How It Fits in ML Thinking
At inference time, distributed serving enables models that would otherwise be impossible to deploy. It also improves throughput by parallelizing across hardware.
For example:
- vLLM uses PagedAttention to share KV caches efficiently across requests.
- DeepSpeed Inference applies ZeRO-inference + tensor slicing to save memory and communication.
- Ray Serve orchestrates multiple replicas for parallel request handling, abstracting away GPU placement logic.
📐 Step 3: Mathematical Foundation
Parallelism & Memory Scaling
Let:
- $M$ = model memory footprint
- $N$ = number of GPUs
If partitioned ideally, each GPU stores roughly $\frac{M}{N}$ parameters, but you also add communication overhead ($C$):
$$ \text{Effective memory per GPU} = \frac{M}{N} + C $$Where $C$ grows with how frequently GPUs need to sync (e.g., during all-reduce or gather operations).
Goal: minimize $C$ so GPUs stay compute-bound, not communication-bound.
Pipeline Parallelism Timing
If each stage takes time $t_i$, the total time per batch with $k$ microbatches and $p$ pipeline stages is roughly:
$$ T \approx \sum_{i=1}^{p} t_i + (k - 1) \cdot \max(t_i) $$Early microbatches experience pipeline fill latency.
Steady-state throughput improves as pipeline fills up.
Balancing $t_i$ (compute per stage) is crucial — one slow stage throttles the rest.
Like an assembly line: if the decorator (stage 3) is slower than the baker (stage 1), orders pile up waiting for frosting.
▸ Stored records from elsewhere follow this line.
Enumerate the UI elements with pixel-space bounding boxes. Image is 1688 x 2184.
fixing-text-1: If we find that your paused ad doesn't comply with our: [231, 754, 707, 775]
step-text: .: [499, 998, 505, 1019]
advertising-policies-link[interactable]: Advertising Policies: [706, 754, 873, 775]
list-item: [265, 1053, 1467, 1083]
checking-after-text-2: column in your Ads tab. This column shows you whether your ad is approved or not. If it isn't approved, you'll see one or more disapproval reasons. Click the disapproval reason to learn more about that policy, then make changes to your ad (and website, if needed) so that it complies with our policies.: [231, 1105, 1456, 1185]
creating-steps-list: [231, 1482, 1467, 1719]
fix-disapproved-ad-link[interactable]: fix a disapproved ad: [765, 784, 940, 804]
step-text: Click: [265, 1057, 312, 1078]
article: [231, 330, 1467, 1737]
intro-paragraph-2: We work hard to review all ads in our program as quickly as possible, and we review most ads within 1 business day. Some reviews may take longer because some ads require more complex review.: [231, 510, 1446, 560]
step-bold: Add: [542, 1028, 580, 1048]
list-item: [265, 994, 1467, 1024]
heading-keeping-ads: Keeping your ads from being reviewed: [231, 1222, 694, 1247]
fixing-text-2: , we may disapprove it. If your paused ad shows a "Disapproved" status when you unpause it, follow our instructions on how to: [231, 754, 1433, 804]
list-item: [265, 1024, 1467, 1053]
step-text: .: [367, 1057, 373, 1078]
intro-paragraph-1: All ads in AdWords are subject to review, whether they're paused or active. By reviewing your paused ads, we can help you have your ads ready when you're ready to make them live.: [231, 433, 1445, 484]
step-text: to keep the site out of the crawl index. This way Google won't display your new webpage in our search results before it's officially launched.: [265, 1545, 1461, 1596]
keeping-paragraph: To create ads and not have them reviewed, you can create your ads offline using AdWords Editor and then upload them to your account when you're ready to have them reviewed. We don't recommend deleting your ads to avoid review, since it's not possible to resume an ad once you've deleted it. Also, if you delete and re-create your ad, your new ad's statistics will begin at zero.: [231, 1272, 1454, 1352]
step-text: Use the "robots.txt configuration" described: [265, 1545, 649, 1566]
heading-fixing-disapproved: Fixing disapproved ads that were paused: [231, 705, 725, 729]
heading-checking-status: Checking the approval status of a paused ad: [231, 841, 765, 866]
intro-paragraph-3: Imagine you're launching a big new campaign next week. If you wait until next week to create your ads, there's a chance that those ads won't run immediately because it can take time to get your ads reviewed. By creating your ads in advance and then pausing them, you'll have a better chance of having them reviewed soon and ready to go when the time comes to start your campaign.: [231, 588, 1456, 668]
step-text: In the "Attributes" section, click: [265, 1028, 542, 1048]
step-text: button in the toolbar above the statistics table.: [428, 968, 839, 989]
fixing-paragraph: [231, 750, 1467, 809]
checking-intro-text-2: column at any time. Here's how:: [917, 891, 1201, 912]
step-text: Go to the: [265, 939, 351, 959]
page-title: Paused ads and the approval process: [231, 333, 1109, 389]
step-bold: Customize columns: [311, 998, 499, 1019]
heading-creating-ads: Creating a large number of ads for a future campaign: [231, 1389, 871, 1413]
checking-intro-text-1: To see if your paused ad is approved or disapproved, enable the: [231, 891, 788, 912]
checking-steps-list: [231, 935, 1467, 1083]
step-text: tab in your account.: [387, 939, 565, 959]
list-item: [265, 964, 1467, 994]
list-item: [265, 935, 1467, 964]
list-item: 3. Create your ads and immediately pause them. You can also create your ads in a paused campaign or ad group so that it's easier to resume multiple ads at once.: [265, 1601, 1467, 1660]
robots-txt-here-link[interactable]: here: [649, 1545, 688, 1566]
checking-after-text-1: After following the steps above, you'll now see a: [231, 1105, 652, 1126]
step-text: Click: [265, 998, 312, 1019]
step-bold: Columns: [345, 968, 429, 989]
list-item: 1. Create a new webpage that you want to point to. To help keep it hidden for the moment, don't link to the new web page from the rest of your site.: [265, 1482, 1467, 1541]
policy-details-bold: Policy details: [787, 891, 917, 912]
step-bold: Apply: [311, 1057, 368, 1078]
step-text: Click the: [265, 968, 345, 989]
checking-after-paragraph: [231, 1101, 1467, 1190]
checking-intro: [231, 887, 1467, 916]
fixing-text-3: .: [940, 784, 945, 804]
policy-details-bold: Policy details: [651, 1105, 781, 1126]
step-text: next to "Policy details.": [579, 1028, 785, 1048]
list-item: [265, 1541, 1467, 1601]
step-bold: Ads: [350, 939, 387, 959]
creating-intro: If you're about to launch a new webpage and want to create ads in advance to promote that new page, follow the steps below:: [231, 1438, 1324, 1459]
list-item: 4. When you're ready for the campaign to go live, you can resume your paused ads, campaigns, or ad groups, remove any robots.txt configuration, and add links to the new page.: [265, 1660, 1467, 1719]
🧠 Step 4: Assumptions or Key Ideas
- GPUs communicate via high-speed interconnects (NVLink, InfiniBand) — bandwidth matters as much as compute.
- You can combine parallelism types (hybrid parallelism) for massive models (tensor + pipeline + ZeRO).
- Load balancing across GPUs is critical — uneven work nullifies scaling gains.
- Frameworks like vLLM optimize KV cache memory sharing for LLM inference efficiency.
- Quantization (int8/fp16/fp8) or offloading (CPU/SSD) are valid fallback strategies when splitting isn’t enough.
⚖️ Step 5: Strengths, Limitations & Trade-offs
- Enables inference for models exceeding single-GPU memory.
- Improves throughput via concurrency.
- Leverages commodity hardware collectively instead of requiring exotic single nodes.
- Communication overhead can dominate at scale.
- Complex synchronization logic → higher engineering effort.
- Failures on one GPU can stall the entire pipeline.
Trade-offs:
- Memory vs. Communication: More splitting saves memory but increases latency.
- Simplicity vs. Scale: Single-node inference is simpler but capped by GPU RAM; distributed adds complexity but scales.
- Precision vs. Fit: Quantization reduces memory but can affect accuracy; balance depends on model tolerance.
🚧 Step 6: Common Misunderstandings
🚨 Common Misunderstandings (Click to Expand)
- “Just use more GPUs, it’ll scale linearly.” → Not true. Network bandwidth and communication patterns limit gains.
- “Pipeline = Parallel.” → Pipelines overlap, not duplicate; they help throughput but don’t reduce latency per request.
- “Quantization solves everything.” → It reduces memory, yes, but may degrade precision-sensitive tasks (like code generation or reasoning).
🧩 Step 7: Mini Summary
🧠 What You Learned: Distributed inference slices giant models across GPUs using tensor, pipeline, and ZeRO partitioning — enabling deployment beyond single-device limits. ⚙️ How It Works: Split weights or layers intelligently, minimize communication, and leverage frameworks like vLLM and DeepSpeed for optimized orchestration. 🎯 Why It Matters: It’s the foundation of modern LLM and multimodal system deployment — turning impossible models into scalable, production-ready systems.